Nombre d'exilés cubains expriment eux aussi leur "tristesse". C'est
le cas de l'écrivain Eduardo Manet, de nationalité française mais Cubain
d'origine, qui se réjouissait de retrouver son île, et auquel le régime de
Fidel Castro n'a pas daigné accorder de visa. De la romancière Zoé Valdés,
tout aussi indésirable, et qui juge "outrageante" la présence
française à La Havane. Ou encore de l'écrivain Jacobo Machover, auteur
d'un essai sur la mémoire et le pouvoir publié en Espagne. Tous trois -
avec une centaine d'autres, dont Ileana de la Guardia ou Alina Fernandez, la
propre fille de Fidel Castro - figurent parmi les signataires d'un appel pour la
liberté d'expression à Cuba, diffusé clandestinement à plusieurs centaines
d'exemplaires pendant la foire.
"GAUCHISME PRIMAIRE"
Par solidarité avec ses auteurs, qui sont "tous des
dissidents", Actes Sud avait, cette année encore, boycotté la foire.
Beaucoup d'autres éditeurs français ont préféré, selon les mots de Michel
Duffour, secrétaire d'Etat auprès du ministre de la culture, ne pas ajouter au
blocus économique un embargo culturel.
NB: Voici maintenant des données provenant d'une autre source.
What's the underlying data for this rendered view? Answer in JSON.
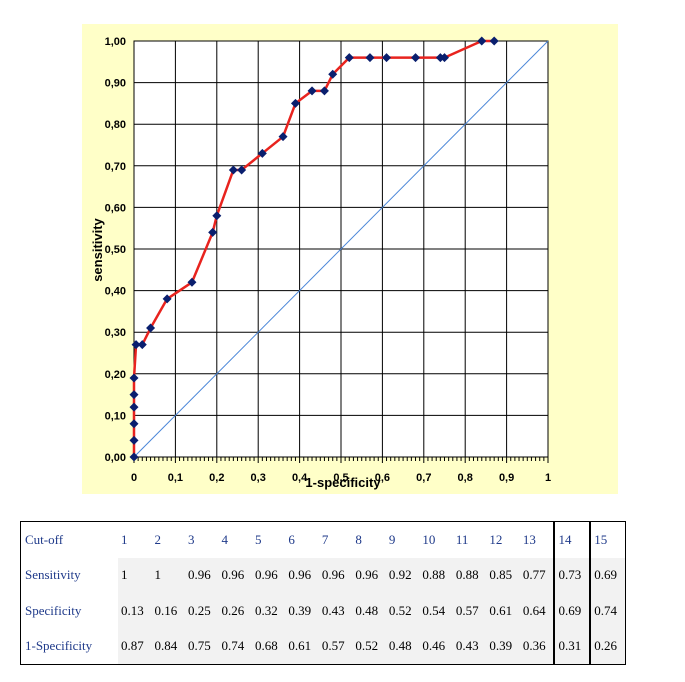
{
  "chart_data": {
    "type": "line",
    "xlabel": "1-specificity",
    "ylabel": "sensitivity",
    "xlim": [
      0,
      1
    ],
    "ylim": [
      0,
      1
    ],
    "x_ticks": [
      "0",
      "0,1",
      "0,2",
      "0,3",
      "0,4",
      "0,5",
      "0,6",
      "0,7",
      "0,8",
      "0,9",
      "1"
    ],
    "y_ticks": [
      "0,00",
      "0,10",
      "0,20",
      "0,30",
      "0,40",
      "0,50",
      "0,60",
      "0,70",
      "0,80",
      "0,90",
      "1,00"
    ],
    "grid": true,
    "series": [
      {
        "color": "#e8231e",
        "marker_color": "#0a1f6e",
        "x": [
          0,
          0,
          0,
          0,
          0,
          0,
          0.005,
          0.02,
          0.04,
          0.08,
          0.14,
          0.19,
          0.2,
          0.24,
          0.26,
          0.31,
          0.36,
          0.39,
          0.43,
          0.46,
          0.48,
          0.52,
          0.57,
          0.61,
          0.68,
          0.74,
          0.75,
          0.84,
          0.87
        ],
        "y": [
          0,
          0.04,
          0.08,
          0.12,
          0.15,
          0.19,
          0.27,
          0.27,
          0.31,
          0.38,
          0.42,
          0.54,
          0.58,
          0.69,
          0.69,
          0.73,
          0.77,
          0.85,
          0.88,
          0.88,
          0.92,
          0.96,
          0.96,
          0.96,
          0.96,
          0.96,
          0.96,
          1.0,
          1.0
        ]
      },
      {
        "color": "#4a86d8",
        "x": [
          0,
          1
        ],
        "y": [
          0,
          1
        ]
      }
    ]
  },
  "table": {
    "header_label": "Cut-off",
    "cutoffs": [
      "1",
      "2",
      "3",
      "4",
      "5",
      "6",
      "7",
      "8",
      "9",
      "10",
      "11",
      "12",
      "13",
      "14",
      "15"
    ],
    "rows": [
      {
        "label": "Sensitivity",
        "values": [
          "1",
          "1",
          "0.96",
          "0.96",
          "0.96",
          "0.96",
          "0.96",
          "0.96",
          "0.92",
          "0.88",
          "0.88",
          "0.85",
          "0.77",
          "0.73",
          "0.69"
        ]
      },
      {
        "label": "Specificity",
        "values": [
          "0.13",
          "0.16",
          "0.25",
          "0.26",
          "0.32",
          "0.39",
          "0.43",
          "0.48",
          "0.52",
          "0.54",
          "0.57",
          "0.61",
          "0.64",
          "0.69",
          "0.74"
        ]
      },
      {
        "label": "1-Specificity",
        "values": [
          "0.87",
          "0.84",
          "0.75",
          "0.74",
          "0.68",
          "0.61",
          "0.57",
          "0.52",
          "0.48",
          "0.46",
          "0.43",
          "0.39",
          "0.36",
          "0.31",
          "0.26"
        ]
      }
    ]
  }
}
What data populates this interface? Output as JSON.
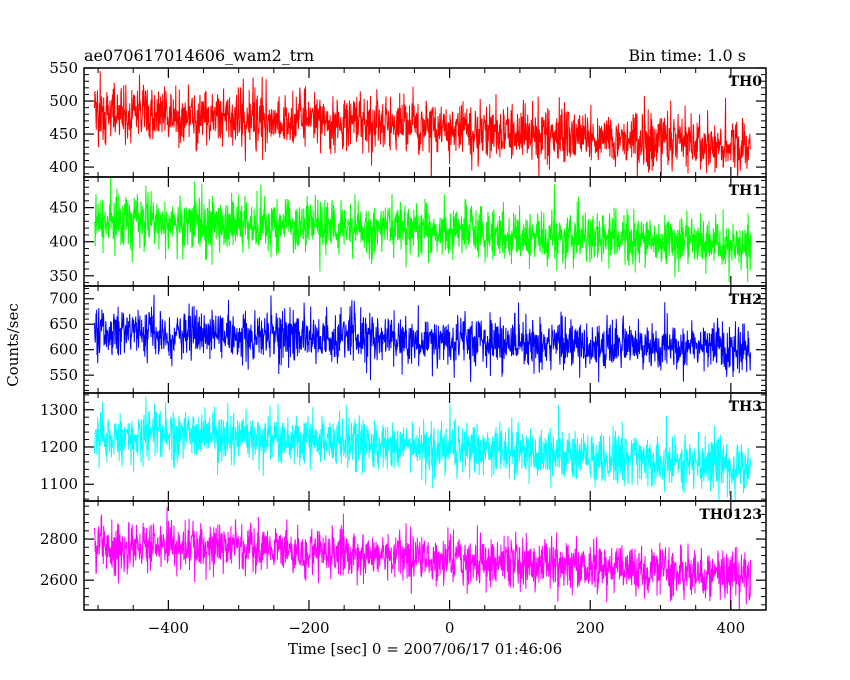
{
  "header": {
    "title": "ae070617014606_wam2_trn",
    "bin_time": "Bin time: 1.0 s"
  },
  "chart_data": {
    "type": "line",
    "xlabel": "Time [sec] 0 = 2007/06/17 01:46:06",
    "ylabel": "Counts/sec",
    "xlim": [
      -520,
      450
    ],
    "x_ticks": [
      -400,
      -200,
      0,
      200,
      400
    ],
    "x_tick_labels": [
      "−400",
      "−200",
      "0",
      "200",
      "400"
    ],
    "x_data_range": [
      -505,
      428
    ],
    "bin_time_s": 1.0,
    "panels": [
      {
        "name": "TH0",
        "color": "#ff0000",
        "ylim": [
          385,
          550
        ],
        "yticks": [
          400,
          450,
          500,
          550
        ],
        "trend": {
          "x": [
            -505,
            -400,
            -200,
            0,
            200,
            428
          ],
          "y": [
            482,
            478,
            470,
            458,
            445,
            432
          ]
        },
        "noise_sd": 22
      },
      {
        "name": "TH1",
        "color": "#00ff00",
        "ylim": [
          335,
          495
        ],
        "yticks": [
          350,
          400,
          450
        ],
        "trend": {
          "x": [
            -505,
            -400,
            -200,
            0,
            200,
            428
          ],
          "y": [
            430,
            428,
            422,
            415,
            405,
            398
          ]
        },
        "noise_sd": 20
      },
      {
        "name": "TH2",
        "color": "#0000ff",
        "ylim": [
          515,
          725
        ],
        "yticks": [
          550,
          600,
          650,
          700
        ],
        "trend": {
          "x": [
            -505,
            -400,
            -200,
            0,
            200,
            428
          ],
          "y": [
            635,
            632,
            625,
            618,
            610,
            602
          ]
        },
        "noise_sd": 25
      },
      {
        "name": "TH3",
        "color": "#00ffff",
        "ylim": [
          1055,
          1345
        ],
        "yticks": [
          1100,
          1200,
          1300
        ],
        "trend": {
          "x": [
            -505,
            -400,
            -200,
            0,
            200,
            428
          ],
          "y": [
            1225,
            1235,
            1220,
            1195,
            1170,
            1150
          ]
        },
        "noise_sd": 35
      },
      {
        "name": "TH0123",
        "color": "#ff00ff",
        "ylim": [
          2455,
          2985
        ],
        "yticks": [
          2600,
          2800
        ],
        "trend": {
          "x": [
            -505,
            -400,
            -200,
            0,
            200,
            428
          ],
          "y": [
            2760,
            2770,
            2740,
            2700,
            2660,
            2620
          ]
        },
        "noise_sd": 60
      }
    ]
  }
}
Gallimard, Le Seuil, Le Robert,
Jacqueline Chambon ou Anne-Marie Métailié, étaient à La Havane sous la
bannière de France Edition. La présidente de France Edition, Liana Levi, se
dit d'ailleurs "fâchée" de cette polémique : "Allons-nous
décider de mettre à l'écart des populations entières, de les priver du
contact avec nos livres, sous prétexte qu'elles ont des gouvernements qui ne
nous agréent pas ? C'est alors la moitié de la planète avec laquelle
nous n'aurions plus de relations ! Il y a certes des précautions à
prendre, mais France Edition est d'abord un instrument d'ouverture. Ce gauchisme
primaire m'insupporte."
A Cuba, les livres en monnaie nationale sont chers et les meilleurs ne
peuvent être achetés qu'en dollars. C'est pourquoi, vendus à 20 %
seulement de leur prix en euros, 6 000 ouvrages français se sont
vendus comme des petits pains, témoignant d'une faim de livres auxquels les éditeurs
ont aussi voulu répondre. A côté d'Astérix et des Mémoires
d'Hadrien, de Marguerite Yourcenar, dans la traduction de Julio Cortázar, "la
demande a surtout porté sur les dictionnaires -Castro ayant décidé que le
français devait devenir la première langue étrangère devant l'anglais-,
les méthodes de langue, l'édition pour la jeunesse et la littérature", précise
Jean-Guy Boin, directeur général de France Edition. Comme lui, Eric Vigne,
chez Gallimard, met l'accent sur le nombre d'ouvrages bannis qui ont pu passer
à travers les mailles des contrôles, mais aussi sur la quantité de livres
donnés aux bibliothèques indépendantes ou encore à l'Alliance française. "Etre
à la foire a permis de satisfaire la demande anonyme et de multiplier les
gestes individuels, toujours plus efficaces que les grands discours."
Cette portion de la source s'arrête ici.